Use Cases for Stokes’ Law Calculator

  • Particle settling and sedimentation — predict how quickly soil, clay or flocculated particles settle in water treatment sedimentation tanks or clarifiers.
  • Centrifugation analysis — scale Stokes’ law to centrifugal acceleration g_eff = ω²r for microcentrifuge and ultracentrifuge separation design.
  • Aerosol deposition and filtration — estimate gravitational settling velocity of dust, pollen, PM2.5 and fine-particle emissions in indoor and outdoor air quality modelling.
  • Falling-sphere viscometry — determine the dynamic viscosity of an unknown fluid by timing a calibrated ball-bearing falling through a vertical viscometer tube.
  • Pharmaceutical suspension stability — assess creaming or sedimentation velocity of drug particles to determine required stabiliser type and concentration.
  • Educational demonstration of drag — show that drag is proportional to velocity (not v²) in the Stokes regime, contrasting with turbulent (high-Re) quadratic drag.

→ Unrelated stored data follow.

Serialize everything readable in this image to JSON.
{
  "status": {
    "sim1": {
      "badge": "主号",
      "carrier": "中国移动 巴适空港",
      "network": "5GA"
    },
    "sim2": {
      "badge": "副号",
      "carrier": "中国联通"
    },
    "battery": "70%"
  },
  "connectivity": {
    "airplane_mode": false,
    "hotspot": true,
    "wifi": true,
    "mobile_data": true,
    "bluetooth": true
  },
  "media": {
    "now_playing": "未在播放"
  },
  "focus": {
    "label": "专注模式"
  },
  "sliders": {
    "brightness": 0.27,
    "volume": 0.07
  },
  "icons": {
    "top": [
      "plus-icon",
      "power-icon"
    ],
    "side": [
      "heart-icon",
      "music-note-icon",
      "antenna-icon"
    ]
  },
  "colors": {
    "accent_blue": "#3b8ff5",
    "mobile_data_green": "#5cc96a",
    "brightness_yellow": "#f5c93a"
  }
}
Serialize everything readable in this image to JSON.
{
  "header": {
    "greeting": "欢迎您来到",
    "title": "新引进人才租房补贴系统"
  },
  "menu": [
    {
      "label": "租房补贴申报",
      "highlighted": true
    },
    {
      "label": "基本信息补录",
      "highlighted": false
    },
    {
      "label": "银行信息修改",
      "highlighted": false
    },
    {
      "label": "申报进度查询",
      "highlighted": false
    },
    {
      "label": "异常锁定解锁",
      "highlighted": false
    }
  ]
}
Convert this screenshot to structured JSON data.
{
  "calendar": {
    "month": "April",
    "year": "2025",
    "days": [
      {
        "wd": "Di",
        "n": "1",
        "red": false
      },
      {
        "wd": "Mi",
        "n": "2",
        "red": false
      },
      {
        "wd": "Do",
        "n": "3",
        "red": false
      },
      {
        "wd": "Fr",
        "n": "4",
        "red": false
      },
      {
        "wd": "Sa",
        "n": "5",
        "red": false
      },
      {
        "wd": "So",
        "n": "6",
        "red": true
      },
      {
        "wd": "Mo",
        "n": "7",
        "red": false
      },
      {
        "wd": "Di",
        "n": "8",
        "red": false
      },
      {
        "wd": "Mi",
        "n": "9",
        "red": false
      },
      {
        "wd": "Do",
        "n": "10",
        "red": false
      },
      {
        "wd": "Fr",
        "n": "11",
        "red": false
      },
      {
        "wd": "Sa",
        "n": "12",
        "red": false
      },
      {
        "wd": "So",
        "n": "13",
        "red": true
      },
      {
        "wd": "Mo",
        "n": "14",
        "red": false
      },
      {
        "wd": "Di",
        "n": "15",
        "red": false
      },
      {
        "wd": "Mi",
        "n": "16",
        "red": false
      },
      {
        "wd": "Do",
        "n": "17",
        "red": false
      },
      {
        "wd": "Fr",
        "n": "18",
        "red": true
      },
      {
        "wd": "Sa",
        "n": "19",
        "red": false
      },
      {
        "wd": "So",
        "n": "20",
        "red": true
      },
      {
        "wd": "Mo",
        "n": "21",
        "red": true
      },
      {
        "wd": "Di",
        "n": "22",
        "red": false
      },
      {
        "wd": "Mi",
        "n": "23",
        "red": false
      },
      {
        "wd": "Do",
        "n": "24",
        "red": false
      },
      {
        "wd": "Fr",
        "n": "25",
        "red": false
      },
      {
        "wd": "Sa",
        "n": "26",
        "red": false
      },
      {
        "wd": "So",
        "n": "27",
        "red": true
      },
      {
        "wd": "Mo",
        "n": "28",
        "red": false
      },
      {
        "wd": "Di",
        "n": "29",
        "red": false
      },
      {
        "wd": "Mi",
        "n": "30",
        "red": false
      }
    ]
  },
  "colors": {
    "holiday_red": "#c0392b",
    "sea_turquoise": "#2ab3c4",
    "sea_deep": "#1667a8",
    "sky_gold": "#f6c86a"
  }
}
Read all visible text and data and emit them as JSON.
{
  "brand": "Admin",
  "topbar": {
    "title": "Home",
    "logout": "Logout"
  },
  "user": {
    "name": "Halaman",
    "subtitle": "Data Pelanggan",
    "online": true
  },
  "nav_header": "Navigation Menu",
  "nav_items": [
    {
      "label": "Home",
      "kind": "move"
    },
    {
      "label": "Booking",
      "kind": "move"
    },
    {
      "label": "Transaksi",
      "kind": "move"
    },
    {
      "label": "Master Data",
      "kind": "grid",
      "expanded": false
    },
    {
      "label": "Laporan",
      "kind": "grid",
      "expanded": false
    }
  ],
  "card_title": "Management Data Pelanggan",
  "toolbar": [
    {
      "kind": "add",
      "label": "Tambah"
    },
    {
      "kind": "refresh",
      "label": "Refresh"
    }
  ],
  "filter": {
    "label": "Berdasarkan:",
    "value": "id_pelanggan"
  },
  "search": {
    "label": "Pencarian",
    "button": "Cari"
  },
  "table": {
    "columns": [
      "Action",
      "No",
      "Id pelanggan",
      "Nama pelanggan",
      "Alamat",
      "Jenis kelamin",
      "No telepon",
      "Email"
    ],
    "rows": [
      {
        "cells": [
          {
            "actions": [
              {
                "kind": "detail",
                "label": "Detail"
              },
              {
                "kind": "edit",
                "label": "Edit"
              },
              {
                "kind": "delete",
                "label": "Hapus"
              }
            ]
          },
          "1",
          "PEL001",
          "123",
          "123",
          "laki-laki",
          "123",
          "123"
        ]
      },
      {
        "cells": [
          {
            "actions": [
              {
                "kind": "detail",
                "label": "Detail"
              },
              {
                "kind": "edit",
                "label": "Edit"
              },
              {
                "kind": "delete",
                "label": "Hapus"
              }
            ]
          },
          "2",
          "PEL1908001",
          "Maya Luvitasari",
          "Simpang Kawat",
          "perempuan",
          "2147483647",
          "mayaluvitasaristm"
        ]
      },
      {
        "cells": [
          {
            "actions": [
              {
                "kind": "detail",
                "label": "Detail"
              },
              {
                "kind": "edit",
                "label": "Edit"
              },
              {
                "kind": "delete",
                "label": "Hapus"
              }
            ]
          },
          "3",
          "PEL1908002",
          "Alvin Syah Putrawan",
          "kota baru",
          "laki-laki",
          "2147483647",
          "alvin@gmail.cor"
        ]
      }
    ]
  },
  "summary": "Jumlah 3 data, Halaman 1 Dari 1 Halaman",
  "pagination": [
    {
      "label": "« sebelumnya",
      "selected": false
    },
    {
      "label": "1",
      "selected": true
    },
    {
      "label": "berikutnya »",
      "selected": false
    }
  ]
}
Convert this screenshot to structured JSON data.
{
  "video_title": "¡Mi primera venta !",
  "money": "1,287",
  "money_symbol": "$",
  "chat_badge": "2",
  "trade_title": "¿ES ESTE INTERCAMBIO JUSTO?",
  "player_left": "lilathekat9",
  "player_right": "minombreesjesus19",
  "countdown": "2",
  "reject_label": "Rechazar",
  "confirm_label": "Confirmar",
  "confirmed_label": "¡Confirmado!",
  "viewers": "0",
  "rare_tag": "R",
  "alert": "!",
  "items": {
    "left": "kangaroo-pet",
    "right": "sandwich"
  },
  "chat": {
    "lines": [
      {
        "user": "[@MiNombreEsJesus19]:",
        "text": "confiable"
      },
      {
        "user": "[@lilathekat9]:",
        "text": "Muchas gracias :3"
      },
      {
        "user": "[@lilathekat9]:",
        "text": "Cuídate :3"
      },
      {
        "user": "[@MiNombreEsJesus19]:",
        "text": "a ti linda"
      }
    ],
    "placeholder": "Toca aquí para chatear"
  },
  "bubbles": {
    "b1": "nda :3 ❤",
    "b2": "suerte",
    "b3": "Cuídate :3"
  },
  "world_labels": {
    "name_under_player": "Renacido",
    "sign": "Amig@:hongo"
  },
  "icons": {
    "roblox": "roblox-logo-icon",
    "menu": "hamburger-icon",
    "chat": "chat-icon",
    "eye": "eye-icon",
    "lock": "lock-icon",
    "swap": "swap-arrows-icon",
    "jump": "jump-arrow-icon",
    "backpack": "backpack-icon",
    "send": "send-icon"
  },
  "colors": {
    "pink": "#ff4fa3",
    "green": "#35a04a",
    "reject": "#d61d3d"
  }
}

Frequently asked questions about Stokes' Law Calculator

What is Stokes' law?

An expression for the viscous drag on a small sphere moving slowly through a Newtonian fluid: F = 6π·μ·r·v.

When does Stokes' law apply?

Strictly for Re < 1 (creeping flow). For higher Reynolds numbers use the Oseen correction or empirical drag curves.

What is terminal velocity?

The constant settling velocity at which gravitational, buoyancy and drag forces balance: v_t = 2r²(ρ_p − ρ_f)g / (9μ).

Is the calculator suitable for particle separation?

Yes, for small particles in viscous fluids (sedimentation, centrifugation in the low-Re regime).

Is my data stored?

No. All calculations happen in your browser; nothing is sent to a server.